How do I track my real performance?

Use the formula:

Performance = (Current value - Total invested) / Total invested × 100

Don't compare to Bitcoin's current price, but to your average acquisition price (PMPA).

Does DCA work for altcoins?

With caution. DCA assumes a long-term upward trend. Bitcoin has demonstrated this over 15 years. Most altcoins won't exist in 10 years. DCA on an asset going to zero only spreads out losses.

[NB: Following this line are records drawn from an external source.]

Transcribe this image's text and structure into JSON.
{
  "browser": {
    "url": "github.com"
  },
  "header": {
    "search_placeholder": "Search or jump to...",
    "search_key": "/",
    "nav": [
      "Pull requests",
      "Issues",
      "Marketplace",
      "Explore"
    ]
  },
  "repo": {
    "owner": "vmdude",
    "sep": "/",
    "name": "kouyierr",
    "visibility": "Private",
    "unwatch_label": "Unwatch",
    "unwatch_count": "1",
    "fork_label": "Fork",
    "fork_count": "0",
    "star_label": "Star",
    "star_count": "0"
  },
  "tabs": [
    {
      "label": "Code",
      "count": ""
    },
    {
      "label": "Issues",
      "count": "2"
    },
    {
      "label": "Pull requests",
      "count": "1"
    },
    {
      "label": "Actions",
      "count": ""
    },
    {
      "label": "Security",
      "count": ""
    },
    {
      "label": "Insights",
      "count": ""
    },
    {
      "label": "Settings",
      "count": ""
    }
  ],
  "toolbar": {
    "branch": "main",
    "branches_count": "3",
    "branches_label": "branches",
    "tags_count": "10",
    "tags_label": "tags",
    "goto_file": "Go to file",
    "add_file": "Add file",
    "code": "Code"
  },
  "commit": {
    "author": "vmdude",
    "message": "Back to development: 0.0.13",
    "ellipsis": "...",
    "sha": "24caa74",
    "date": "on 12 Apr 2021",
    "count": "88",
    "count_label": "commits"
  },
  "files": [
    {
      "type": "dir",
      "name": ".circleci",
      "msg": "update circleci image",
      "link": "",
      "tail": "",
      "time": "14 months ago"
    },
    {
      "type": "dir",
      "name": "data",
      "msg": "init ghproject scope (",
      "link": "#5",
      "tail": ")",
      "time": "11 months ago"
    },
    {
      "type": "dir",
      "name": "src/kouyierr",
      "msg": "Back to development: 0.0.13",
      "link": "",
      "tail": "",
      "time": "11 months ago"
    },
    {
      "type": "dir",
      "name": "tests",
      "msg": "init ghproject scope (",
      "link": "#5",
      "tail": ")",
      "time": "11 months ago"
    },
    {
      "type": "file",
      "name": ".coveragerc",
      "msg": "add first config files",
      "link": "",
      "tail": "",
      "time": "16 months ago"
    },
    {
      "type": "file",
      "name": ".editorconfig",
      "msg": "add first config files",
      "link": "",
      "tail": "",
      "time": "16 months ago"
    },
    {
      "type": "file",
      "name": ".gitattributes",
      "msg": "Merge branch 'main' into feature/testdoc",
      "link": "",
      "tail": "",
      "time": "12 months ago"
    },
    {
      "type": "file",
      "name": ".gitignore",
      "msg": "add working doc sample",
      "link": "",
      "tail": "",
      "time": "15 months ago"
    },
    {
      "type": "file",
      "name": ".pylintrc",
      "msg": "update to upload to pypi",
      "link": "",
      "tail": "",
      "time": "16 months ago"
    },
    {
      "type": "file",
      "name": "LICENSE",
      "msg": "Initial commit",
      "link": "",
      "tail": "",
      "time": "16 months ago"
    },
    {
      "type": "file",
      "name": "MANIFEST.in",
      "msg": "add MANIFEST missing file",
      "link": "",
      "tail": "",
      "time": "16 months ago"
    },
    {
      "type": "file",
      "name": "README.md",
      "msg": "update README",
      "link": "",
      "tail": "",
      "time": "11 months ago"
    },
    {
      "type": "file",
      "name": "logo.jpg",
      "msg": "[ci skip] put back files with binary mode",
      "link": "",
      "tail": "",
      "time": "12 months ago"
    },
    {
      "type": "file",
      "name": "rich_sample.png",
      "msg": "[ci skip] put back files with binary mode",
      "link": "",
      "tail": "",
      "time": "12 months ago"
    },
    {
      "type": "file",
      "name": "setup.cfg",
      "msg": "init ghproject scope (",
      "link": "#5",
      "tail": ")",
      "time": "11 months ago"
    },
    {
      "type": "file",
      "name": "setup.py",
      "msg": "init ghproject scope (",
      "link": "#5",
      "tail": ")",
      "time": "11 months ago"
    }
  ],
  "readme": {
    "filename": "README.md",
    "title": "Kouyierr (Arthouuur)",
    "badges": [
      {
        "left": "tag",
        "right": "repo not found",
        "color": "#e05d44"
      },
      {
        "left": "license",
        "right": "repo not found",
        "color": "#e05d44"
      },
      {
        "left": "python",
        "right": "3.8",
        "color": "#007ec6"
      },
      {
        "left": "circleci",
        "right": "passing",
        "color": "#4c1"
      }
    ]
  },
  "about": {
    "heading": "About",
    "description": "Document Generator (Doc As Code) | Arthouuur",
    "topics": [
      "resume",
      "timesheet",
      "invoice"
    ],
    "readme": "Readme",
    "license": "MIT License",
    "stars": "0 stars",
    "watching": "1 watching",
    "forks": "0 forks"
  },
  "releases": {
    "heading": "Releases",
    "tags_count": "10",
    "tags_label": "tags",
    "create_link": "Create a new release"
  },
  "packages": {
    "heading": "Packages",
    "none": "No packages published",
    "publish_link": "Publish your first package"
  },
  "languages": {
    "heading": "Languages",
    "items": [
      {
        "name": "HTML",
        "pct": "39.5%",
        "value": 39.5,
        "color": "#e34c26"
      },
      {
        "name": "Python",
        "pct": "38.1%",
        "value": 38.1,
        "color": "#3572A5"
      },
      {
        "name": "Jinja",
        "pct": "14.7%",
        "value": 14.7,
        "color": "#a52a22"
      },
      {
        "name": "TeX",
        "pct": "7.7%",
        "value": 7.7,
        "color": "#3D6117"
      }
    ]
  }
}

Do I really need a hardware wallet?

For significant amounts (>€1,000-2,000), yes. Platforms can be hacked, go bankrupt (see FTX), or be constrained by regulators. "Not your keys, not your coins" isn't a slogan, it's a reality.


Conclusion

DCA as a Strategy of Conviction

Dollar Cost Averaging is not a strategy for those who are "trying" Bitcoin. It's the strategy for those who understand:

  1. The impossibility of timing — Nobody can predict the market
  2. The power of regularity — Discipline beats emotion
  3. The importance of the long term — Bitcoin is a marathon, not a sprint

Recommendations by Profile

Profile Recommendation
Cautious beginner €50-100/month on Relai or StackinSat, to hardware wallet
Confirmed investor €200-500/month, adaptive DCA, multisig for storage
Sovereign maximalist DCA via Bisq/RoboSats, personal node, air-gapped cold storage

The Importance of Self-Custody

We cannot stress this enough: DCA only makes sense if the accumulated Bitcoin truly belong to you. DCA on Binance where your Bitcoin stays on the platform is only a promise of Bitcoin.

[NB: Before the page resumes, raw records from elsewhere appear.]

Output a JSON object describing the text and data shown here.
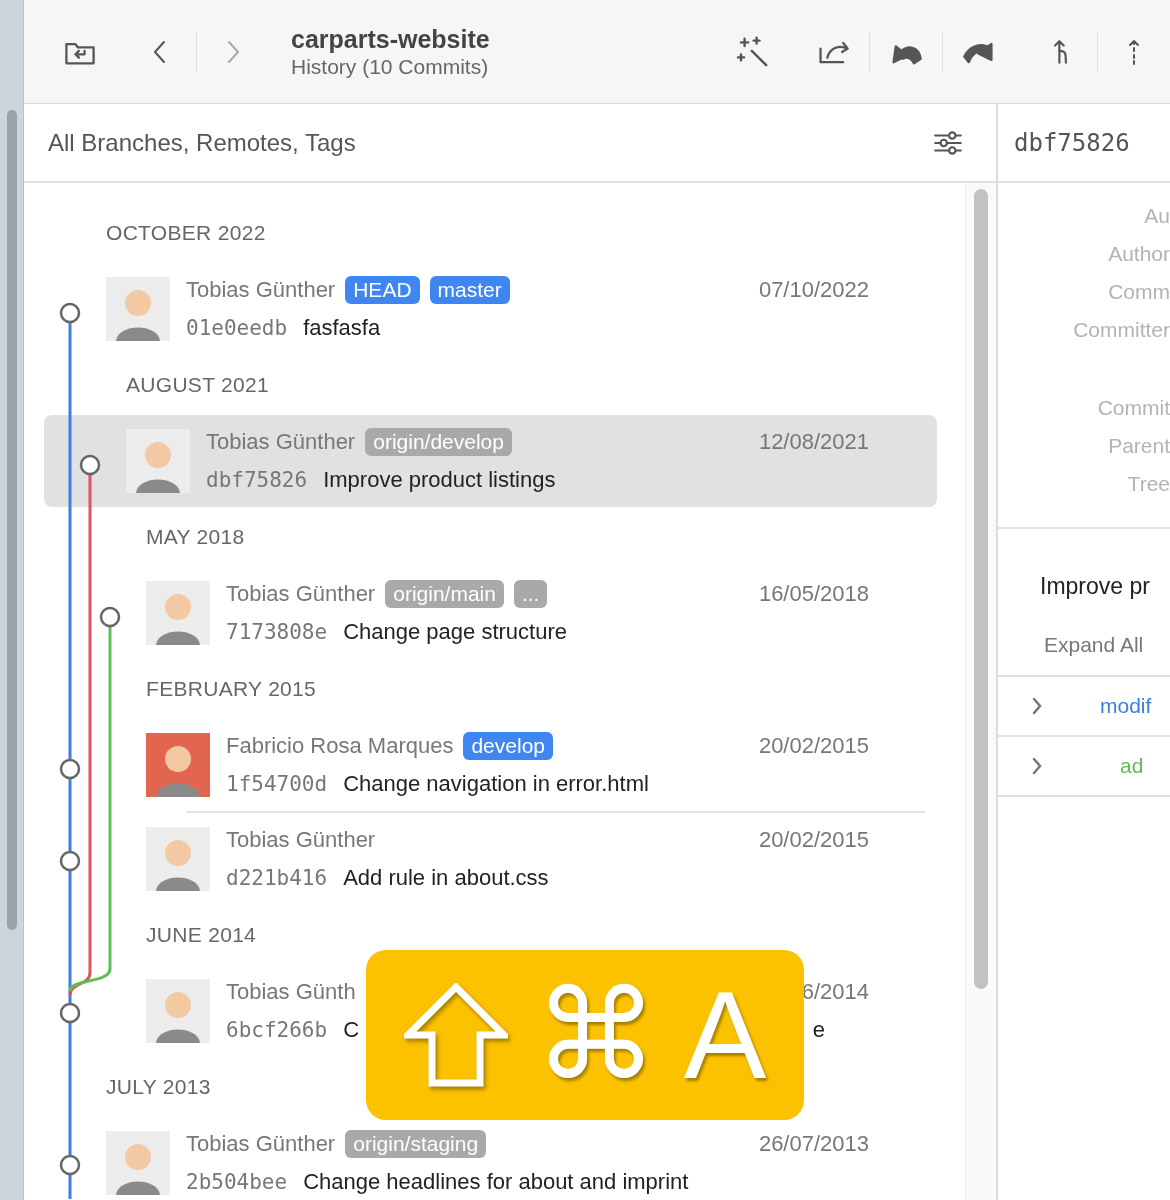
{
  "toolbar": {
    "title": "carparts-website",
    "subtitle": "History (10 Commits)",
    "back_disabled": false,
    "forward_disabled": true
  },
  "history": {
    "filter": "All Branches, Remotes, Tags",
    "groups": [
      {
        "label": "OCTOBER 2022",
        "commits": [
          {
            "author": "Tobias Günther",
            "hash": "01e0eedb",
            "subject": "fasfasfa",
            "date": "07/10/2022",
            "selected": false,
            "avatar": {
              "color": "#ececec"
            },
            "refs": [
              {
                "label": "HEAD",
                "kind": "local"
              },
              {
                "label": "master",
                "kind": "local"
              }
            ]
          }
        ]
      },
      {
        "label": "AUGUST 2021",
        "commits": [
          {
            "author": "Tobias Günther",
            "hash": "dbf75826",
            "subject": "Improve product listings",
            "date": "12/08/2021",
            "selected": true,
            "avatar": {
              "color": "#ececec"
            },
            "refs": [
              {
                "label": "origin/develop",
                "kind": "remote"
              }
            ]
          }
        ]
      },
      {
        "label": "MAY 2018",
        "commits": [
          {
            "author": "Tobias Günther",
            "hash": "7173808e",
            "subject": "Change page structure",
            "date": "16/05/2018",
            "selected": false,
            "avatar": {
              "color": "#ececec"
            },
            "refs": [
              {
                "label": "origin/main",
                "kind": "remote"
              },
              {
                "label": "...",
                "kind": "remote"
              }
            ]
          }
        ]
      },
      {
        "label": "FEBRUARY 2015",
        "commits": [
          {
            "author": "Fabricio Rosa Marques",
            "hash": "1f54700d",
            "subject": "Change navigation in error.html",
            "date": "20/02/2015",
            "selected": false,
            "avatar": {
              "color": "#e2664f"
            },
            "refs": [
              {
                "label": "develop",
                "kind": "local"
              }
            ]
          },
          {
            "author": "Tobias Günther",
            "hash": "d221b416",
            "subject": "Add rule in about.css",
            "date": "20/02/2015",
            "selected": false,
            "avatar": {
              "color": "#ececec"
            }
          }
        ]
      },
      {
        "label": "JUNE 2014",
        "commits": [
          {
            "author": "Tobias Günth",
            "hash": "6bcf266b",
            "subject": "C",
            "subject_tail": "e",
            "date": "6/2014",
            "selected": false,
            "avatar": {
              "color": "#ececec"
            }
          }
        ]
      },
      {
        "label": "JULY 2013",
        "commits": [
          {
            "author": "Tobias Günther",
            "hash": "2b504bee",
            "subject": "Change headlines for about and imprint",
            "date": "26/07/2013",
            "selected": false,
            "avatar": {
              "color": "#ececec"
            },
            "refs": [
              {
                "label": "origin/staging",
                "kind": "remote"
              }
            ]
          }
        ]
      }
    ]
  },
  "details": {
    "hash": "dbf75826",
    "fields_top": [
      "Au",
      "Author",
      "Comm",
      "Committer"
    ],
    "fields_hashes": [
      "Commit",
      "Parent",
      "Tree"
    ],
    "message": "Improve pr",
    "expand": "Expand All",
    "files": [
      {
        "label": "modif",
        "kind": "modified",
        "expanded": false
      },
      {
        "label": "ad",
        "kind": "added",
        "expanded": false
      }
    ]
  },
  "shortcut": {
    "keys": [
      {
        "kind": "shift"
      },
      {
        "kind": "glyph",
        "label": "⌘"
      },
      {
        "kind": "glyph",
        "label": "A"
      }
    ]
  }
}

Set up your hardware wallet, regularly transfer your purchases, and sleep soundly.

DCA in the Face of Monetary Uncertainty

In a world where central banks print without limit, where real rates are negative, where traditional savings silently melt away... Bitcoin DCA is more than an investment strategy.

It's a peaceful act of resistance. A decision to take control of your financial future. A regular vote for an alternative monetary system.

Every month, every week, every day you execute your DCA, you are building your financial sovereignty.

Mistakes to Absolutely Avoid

  1. Stopping during bear markets — That's precisely when to continue
  2. Constantly changing amounts — Discipline is the key
  3. Checking the price daily — Creates unnecessary anxiety
  4. Leaving on the exchange — Transfer to your wallet
  5. DCA on altcoins — Reserve this strategy for Bitcoin
  6. Starting too large — Better small and consistent than big and abandoned
  7. Waiting for the "right time" to start — It doesn't exist

Your Concrete Action Plan

If you finish reading this article with a single action to take:

  1. Today: Order a hardware wallet (Coldcard, Trezor, BitBox02)
  2. This week: Create an account on Relai or PocketBitcoin
  3. This month: Set up your first automatic transfer (even €50)
  4. Every month: Let DCA work, don't touch anything
  5. In 5 years: Look at the result of your discipline

The best time to start DCA was 10 years ago. The second best time is now.


Article updated December 21, 2025. Simulation data based on Bitcoin historical prices - Past performance does not guarantee future results.